Many observers focus on the trustees’ projections of spending on inpatient services under Part A as a marker of the program’s long-term financial health. The Part B trust fund technically cannot become insolvent, because it is replenished with a combination of premium and taxpayer dollars. But when the Part A trust fund is exhausted, Medicare will not have enough revenue to cover all of its promised benefits to seniors.
The newest report sets the Part A trust fund insolvency date at 2024, the same as last year. But this stability also relies on some of the same projected cost savings under current law that might never materialize. In addition, focusing simply on the insolvency date ignores the growing strain of the program on federal budgets that will require significant reforms well before then, the trustees said.
Before the trustees’ report release, the Obama administration issued a report that estimates $200 billion in short-term savings to Medicare from provisions in the health reform law through 2016. These savings will come from reducing additional pay given to Medicare private plans, cracking down on fraud and adjusting pay based on health professionals’ productivity.

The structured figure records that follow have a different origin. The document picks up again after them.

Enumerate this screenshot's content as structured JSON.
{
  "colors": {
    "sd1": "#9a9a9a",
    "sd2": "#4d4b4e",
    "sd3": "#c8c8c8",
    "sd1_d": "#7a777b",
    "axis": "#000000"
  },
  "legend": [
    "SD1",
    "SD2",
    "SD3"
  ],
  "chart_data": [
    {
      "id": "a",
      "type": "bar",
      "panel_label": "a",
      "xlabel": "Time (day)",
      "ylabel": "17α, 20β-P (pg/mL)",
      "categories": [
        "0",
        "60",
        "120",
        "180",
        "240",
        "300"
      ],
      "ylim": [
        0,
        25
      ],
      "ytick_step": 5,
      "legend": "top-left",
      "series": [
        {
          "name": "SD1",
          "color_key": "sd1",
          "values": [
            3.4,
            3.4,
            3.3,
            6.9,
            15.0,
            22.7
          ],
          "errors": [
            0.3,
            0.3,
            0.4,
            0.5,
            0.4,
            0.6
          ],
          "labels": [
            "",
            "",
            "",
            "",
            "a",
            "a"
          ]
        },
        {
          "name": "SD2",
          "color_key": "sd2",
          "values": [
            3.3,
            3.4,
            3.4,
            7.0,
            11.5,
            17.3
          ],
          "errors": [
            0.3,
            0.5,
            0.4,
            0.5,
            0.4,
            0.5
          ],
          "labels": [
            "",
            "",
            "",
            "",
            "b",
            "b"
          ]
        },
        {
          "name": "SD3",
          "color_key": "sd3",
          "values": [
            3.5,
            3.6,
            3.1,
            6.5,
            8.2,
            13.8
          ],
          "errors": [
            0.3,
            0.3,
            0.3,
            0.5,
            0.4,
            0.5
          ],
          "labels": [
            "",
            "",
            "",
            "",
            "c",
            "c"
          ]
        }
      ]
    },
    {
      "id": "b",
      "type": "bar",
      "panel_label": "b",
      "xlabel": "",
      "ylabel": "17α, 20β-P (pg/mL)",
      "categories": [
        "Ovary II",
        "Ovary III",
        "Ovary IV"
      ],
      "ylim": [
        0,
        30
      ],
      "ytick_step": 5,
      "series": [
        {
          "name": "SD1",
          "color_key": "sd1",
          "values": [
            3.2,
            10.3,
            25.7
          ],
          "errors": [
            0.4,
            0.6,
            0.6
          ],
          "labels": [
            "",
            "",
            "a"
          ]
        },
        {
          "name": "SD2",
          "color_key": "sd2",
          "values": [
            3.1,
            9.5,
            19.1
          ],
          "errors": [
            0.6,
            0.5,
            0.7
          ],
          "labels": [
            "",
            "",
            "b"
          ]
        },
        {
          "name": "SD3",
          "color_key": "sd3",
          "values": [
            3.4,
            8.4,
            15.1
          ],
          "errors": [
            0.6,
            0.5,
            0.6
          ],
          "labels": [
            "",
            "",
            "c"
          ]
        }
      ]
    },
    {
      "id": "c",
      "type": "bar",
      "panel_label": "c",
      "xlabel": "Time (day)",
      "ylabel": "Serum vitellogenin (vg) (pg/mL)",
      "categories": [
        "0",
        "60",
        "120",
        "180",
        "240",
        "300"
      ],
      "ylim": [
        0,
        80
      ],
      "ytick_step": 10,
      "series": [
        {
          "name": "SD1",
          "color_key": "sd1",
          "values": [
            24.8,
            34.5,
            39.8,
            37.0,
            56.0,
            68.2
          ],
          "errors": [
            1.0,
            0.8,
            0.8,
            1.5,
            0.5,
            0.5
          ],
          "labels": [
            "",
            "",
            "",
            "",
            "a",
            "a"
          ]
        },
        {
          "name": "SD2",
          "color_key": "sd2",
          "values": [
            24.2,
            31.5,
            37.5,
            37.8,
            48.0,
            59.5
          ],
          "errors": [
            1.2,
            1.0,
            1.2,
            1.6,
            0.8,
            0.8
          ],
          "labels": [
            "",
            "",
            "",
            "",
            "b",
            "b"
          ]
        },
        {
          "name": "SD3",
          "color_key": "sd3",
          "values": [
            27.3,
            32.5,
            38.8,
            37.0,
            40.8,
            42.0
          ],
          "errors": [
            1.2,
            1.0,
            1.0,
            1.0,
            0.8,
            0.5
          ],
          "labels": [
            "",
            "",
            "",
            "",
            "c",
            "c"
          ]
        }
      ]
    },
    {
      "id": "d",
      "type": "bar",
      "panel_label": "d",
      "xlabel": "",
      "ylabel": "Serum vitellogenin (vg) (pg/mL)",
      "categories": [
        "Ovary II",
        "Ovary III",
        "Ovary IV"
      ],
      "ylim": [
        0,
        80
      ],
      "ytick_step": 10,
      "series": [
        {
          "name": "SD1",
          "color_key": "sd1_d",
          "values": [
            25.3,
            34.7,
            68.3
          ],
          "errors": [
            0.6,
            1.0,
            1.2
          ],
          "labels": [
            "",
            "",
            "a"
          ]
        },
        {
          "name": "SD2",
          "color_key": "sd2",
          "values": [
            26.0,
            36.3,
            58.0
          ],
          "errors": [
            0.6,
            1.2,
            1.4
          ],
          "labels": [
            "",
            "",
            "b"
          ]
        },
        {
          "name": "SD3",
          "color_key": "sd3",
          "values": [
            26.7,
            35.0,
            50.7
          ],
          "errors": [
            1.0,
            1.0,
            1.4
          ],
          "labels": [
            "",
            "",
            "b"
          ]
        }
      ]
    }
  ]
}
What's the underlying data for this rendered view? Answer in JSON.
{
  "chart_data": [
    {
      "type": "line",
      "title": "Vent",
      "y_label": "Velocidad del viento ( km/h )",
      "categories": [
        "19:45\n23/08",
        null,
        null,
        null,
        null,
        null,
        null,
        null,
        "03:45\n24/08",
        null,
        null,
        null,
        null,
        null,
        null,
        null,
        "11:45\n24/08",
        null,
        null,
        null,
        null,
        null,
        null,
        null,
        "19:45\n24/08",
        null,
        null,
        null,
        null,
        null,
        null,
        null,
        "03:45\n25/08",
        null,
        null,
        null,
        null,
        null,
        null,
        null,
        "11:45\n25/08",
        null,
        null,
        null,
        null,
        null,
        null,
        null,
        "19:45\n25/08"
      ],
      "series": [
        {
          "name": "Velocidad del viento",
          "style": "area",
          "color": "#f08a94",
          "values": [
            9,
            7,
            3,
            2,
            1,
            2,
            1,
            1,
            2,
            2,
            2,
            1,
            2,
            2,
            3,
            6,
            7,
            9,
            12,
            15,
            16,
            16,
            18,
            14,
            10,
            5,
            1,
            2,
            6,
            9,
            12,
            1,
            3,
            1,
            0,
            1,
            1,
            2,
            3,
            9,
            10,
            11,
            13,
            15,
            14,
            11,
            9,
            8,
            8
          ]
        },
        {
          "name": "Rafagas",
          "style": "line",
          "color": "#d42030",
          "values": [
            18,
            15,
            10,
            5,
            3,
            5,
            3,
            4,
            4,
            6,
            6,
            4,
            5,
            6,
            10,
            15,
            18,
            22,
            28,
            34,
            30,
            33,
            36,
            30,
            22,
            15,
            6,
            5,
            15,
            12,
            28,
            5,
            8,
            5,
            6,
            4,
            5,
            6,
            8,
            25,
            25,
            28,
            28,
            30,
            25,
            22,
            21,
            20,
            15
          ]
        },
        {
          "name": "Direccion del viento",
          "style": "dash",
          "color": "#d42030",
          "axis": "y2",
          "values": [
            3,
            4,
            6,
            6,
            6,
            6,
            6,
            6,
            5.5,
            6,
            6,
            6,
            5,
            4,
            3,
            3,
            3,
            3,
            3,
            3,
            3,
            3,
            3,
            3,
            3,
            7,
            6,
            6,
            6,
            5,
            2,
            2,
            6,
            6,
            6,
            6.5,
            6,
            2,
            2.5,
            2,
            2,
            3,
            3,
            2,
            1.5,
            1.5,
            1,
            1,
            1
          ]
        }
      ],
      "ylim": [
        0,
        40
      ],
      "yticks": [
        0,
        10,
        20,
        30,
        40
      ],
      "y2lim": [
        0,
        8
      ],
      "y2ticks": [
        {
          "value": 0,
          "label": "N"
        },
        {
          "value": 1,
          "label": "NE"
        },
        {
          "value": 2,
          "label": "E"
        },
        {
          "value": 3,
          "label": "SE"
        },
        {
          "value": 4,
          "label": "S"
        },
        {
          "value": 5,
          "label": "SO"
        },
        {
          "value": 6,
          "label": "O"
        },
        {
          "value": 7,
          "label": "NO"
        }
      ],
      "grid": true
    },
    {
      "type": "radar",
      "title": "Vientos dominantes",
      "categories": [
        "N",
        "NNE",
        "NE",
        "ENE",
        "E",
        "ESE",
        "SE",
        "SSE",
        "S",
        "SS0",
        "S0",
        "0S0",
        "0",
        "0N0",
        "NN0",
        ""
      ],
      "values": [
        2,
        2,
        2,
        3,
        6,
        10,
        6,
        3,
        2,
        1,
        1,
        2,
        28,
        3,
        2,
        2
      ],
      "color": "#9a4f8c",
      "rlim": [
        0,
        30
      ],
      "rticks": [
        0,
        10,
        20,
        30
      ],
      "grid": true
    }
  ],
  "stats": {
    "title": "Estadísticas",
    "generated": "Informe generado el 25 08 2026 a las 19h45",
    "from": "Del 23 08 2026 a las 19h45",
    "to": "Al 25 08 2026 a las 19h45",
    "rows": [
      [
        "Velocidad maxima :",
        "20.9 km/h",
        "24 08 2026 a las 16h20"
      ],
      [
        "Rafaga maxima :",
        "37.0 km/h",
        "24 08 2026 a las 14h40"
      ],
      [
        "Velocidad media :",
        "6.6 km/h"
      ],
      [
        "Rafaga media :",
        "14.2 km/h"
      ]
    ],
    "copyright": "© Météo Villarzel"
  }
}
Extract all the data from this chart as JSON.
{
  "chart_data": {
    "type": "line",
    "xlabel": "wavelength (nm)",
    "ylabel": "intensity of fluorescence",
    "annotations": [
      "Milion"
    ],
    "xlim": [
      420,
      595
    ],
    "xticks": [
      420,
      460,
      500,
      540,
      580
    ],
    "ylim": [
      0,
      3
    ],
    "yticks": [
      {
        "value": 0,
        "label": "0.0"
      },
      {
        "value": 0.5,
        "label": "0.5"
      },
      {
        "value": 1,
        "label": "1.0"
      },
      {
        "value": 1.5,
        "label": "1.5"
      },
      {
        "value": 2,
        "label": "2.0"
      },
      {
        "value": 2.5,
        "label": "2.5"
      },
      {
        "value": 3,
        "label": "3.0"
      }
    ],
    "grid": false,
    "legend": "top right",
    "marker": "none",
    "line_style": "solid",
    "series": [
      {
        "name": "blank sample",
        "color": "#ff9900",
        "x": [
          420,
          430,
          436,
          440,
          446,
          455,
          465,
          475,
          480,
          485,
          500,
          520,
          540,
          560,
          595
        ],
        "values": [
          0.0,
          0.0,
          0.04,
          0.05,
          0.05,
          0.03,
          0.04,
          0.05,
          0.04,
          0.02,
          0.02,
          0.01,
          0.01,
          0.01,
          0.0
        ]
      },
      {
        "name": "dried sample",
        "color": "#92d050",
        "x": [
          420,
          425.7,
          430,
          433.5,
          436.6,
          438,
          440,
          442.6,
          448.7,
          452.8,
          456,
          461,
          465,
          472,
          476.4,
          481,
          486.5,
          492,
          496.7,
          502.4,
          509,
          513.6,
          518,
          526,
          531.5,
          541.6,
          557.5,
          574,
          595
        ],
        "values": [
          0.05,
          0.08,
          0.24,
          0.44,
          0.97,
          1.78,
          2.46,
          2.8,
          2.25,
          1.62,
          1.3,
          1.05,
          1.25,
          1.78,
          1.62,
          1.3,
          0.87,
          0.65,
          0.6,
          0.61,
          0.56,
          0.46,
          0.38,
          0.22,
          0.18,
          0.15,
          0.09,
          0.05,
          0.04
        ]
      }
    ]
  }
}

“One of the most important things we can do right now to preserve Medicare is to implement the Affordable Care Act fully and effectively,” Treasury Secretary Timothy F. Geithner said at a news conference for the trustees report’s release. He said the White House has proposed additional program reforms that will strengthen the program’s finances even more by paying doctors and hospitals based on quality, reducing federal drug company subsidies and raising premiums for wealthier seniors.
But GOP lawmakers blasted the administration’s contention that the reform law bolstered Medicare and that the additional proposed reforms are a practical approach.
“The idea that Obamacare will save Medicare would be laughable if the health care of millions of seniors was not at stake,” said Rep. John Fleming, MD (R, La.). “The president used Medicare savings to foot some of the bill for Obamacare. The administration may spin today’s report to justify its do-nothing approach to Medicare reform, but the fact is Medicare remains on an unsustainable path, and Democrats need to stop the political games and join House Republicans in working to save Medicare.”